Specifically, element similarity is defined as the Euclidean distance of the 19 elemental descriptors (Table 4.1). Then, a crystal structure descriptor was calculated by taking the summary statistics of the site fingerprint across all atomic sites in the crystal structure. The third column indicates the number of similar pairs in all pairs of the 33,153 stable compounds for each τ.
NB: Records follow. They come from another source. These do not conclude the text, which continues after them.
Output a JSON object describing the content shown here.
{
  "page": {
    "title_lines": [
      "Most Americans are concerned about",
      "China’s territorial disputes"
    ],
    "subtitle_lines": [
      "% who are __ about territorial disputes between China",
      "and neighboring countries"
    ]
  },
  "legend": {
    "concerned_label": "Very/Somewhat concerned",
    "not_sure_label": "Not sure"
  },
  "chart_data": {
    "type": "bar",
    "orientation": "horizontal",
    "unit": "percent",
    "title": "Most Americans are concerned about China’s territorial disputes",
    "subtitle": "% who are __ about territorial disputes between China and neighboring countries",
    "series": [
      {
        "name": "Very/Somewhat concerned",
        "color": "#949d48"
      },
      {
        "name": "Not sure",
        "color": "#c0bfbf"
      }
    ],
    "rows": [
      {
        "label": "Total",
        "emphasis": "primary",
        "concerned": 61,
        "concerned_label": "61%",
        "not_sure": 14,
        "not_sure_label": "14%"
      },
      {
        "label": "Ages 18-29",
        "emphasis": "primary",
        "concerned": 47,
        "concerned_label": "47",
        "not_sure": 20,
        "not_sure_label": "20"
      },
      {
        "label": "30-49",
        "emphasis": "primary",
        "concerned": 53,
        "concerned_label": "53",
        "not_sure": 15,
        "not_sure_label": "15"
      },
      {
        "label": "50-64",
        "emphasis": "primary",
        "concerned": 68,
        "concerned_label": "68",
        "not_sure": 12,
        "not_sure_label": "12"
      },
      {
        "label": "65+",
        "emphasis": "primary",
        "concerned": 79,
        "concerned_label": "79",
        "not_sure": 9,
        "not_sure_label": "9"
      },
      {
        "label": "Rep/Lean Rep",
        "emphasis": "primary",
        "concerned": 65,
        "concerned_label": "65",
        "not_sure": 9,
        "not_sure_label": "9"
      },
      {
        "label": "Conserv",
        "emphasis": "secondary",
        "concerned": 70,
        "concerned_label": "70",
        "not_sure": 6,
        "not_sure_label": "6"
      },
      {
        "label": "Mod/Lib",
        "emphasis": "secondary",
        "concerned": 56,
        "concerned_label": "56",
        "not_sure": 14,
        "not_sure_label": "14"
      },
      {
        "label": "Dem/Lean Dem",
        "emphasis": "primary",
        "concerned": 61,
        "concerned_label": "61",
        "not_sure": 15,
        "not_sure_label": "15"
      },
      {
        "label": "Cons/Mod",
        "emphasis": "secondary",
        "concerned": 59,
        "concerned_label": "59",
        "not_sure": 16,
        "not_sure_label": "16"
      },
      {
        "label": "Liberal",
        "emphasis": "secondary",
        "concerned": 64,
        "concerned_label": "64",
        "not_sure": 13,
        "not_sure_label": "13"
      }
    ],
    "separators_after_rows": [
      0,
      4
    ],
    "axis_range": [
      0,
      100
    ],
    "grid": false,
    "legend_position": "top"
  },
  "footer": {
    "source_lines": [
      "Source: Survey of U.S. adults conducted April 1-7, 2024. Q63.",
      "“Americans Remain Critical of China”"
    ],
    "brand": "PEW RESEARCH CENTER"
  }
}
To eliminate the imbalance between the number of positive and negative cases in classifier training, 421,000 negative cases were randomly selected from the different sets.

Result

The fourth column lists the ranking of the minimum disparity of the top five candidates in all candidates. We examined the dissimilarity value of the closest structure in 𝒞à to the known stable structure (the third column), which was compared to the minimum dissimilarity value of the best template among all candidates in 𝒞 (the second column). Therefore, we estimate that approximately the entire crystal system can be predicted using the proposed method.

Crystal structure diagrams of the true structures and predicted structures (closest to the true structure in the top 5 structures) for each query are shown here (delineated with VESTA [121]).

Analysis procedure for model comparison

Structure prediction results for 35 query constructs (the order in which they appear is the same as in the first column of Table 4.4). The values of the differences between the real structure and the predicted structure are shown, which were calculated using local structure order parameters [37]. Also shown are the formula and material IDs (assigned to compounds in the Materials Project database [ 15 , 26 ]) of the template structure that was used as a template for element-replacement structure prediction.

Because the Material Design DFT calculation environment and the environment described in step 3 (Section 4.2) are not completely identical, the true structures shown in this figure are those that were optimized locally using DFT calculations with the described environment in step 3. .

Detail of the models

The structure, hyperparameters, and training procedure of the NN binary neural network models are identical to those used for model comparison and those used as final models in the CSP method.

Concluding remarks

Furthermore, the crystal structure prediction task was formulated as a metric learning problem. In another study, the goal was to answer whether the crystal structure can be predicted from the chemical composition of the material. If the crystal structure database continues to expand monotonically in the future, the scope of application of the substitution-based method will also expand.

Cenzual Pearson's Crystal Data: Crystal Structure Database for Inorganic Compounds, 1. udg., ASM International: Materials Park, Ohio.